The story “Wikileaks Vault 7 Password Is Nod to Anti-CIA JFK Quote,” from the Conservative Tribune, is making the rounds on social media.
More than 28,000 people like it, so it has the ring of truthiness, if not truth.
Vault 7 is a webpage created by the whistleblowing group Wikileaks to display the group’s recent headline-grabbing collection of purloined files about CIA hacking operations around the world.
So is the story true?
The Conservative Tribune, an anonymous outfit that seems to be based in Anthem, Arizona, asserts that Wikileaks “posted to Twitter the following password for Vault 7: ‘SplinterItIntoAThousandPiecesAndScatterItIntoTheWinds.'”
“That password was a subset of words spoken by President John F. Kennedy 54 years ago, only a month before he was assassinated,” according to the conservative news site.
The story is accurate—mostly.
The Real Story
Wikileaks did use the JFK quote as a password for early users of the Vault 7 site.

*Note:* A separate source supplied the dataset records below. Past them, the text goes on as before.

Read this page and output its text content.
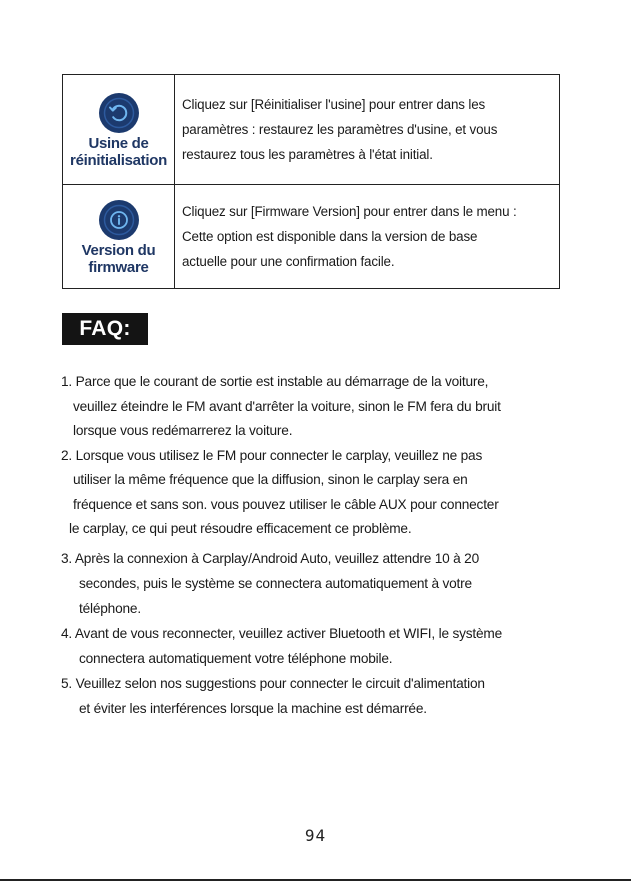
Usine de
réinitialisation	Cliquez sur [Réinitialiser l'usine] pour entrer dans les
paramètres : restaurez les paramètres d'usine, et vous
restaurez tous les paramètres à l'état initial.

Version du
firmware	Cliquez sur [Firmware Version] pour entrer dans le menu :
Cette option est disponible dans la version de base
actuelle pour une confirmation facile.
FAQ:
1. Parce que le courant de sortie est instable au démarrage de la voiture,
veuillez éteindre le FM avant d'arrêter la voiture, sinon le FM fera du bruit
lorsque vous redémarrerez la voiture.
2. Lorsque vous utilisez le FM pour connecter le carplay, veuillez ne pas
utiliser la même fréquence que la diffusion, sinon le carplay sera en
fréquence et sans son. vous pouvez utiliser le câble AUX pour connecter
le carplay, ce qui peut résoudre efficacement ce problème.
3. Après la connexion à Carplay/Android Auto, veuillez attendre 10 à 20
secondes, puis le système se connectera automatiquement à votre
téléphone.
4. Avant de vous reconnecter, veuillez activer Bluetooth et WIFI, le système
connectera automatiquement votre téléphone mobile.
5. Veuillez selon nos suggestions pour connecter le circuit d'alimentation
et éviter les interférences lorsque la machine est démarrée.
94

RELEASE: CIA Vault 7 Year Zero decryption passphrase:
SplinterItIntoAThousandPiecesAndScatterItIntoTheWinds
— WikiLeaks (@wikileaks) March 7, 2017
And President John F. Kennedy, the 35th president of the United States, did indeed speak of “splintering the CIA into a thousand pieces.” CT links to a real New York Times story from 1966, which contains the quote.
But the Times story also shows that Kennedy did not utter those words a month before he was assassinated in November 1963.
In fact, JFK spoke of breaking up the CIA in the spring of 1961. The CIA’s attempt to overthrow the government of Fidel Castro in Cuba had just failed spectacularly. Kennedy vented angrily about the agency, and briefly considered suggestions to abolish it.
And now the story is out of date. You no longer need a password to get into Wikileaks Vault 7.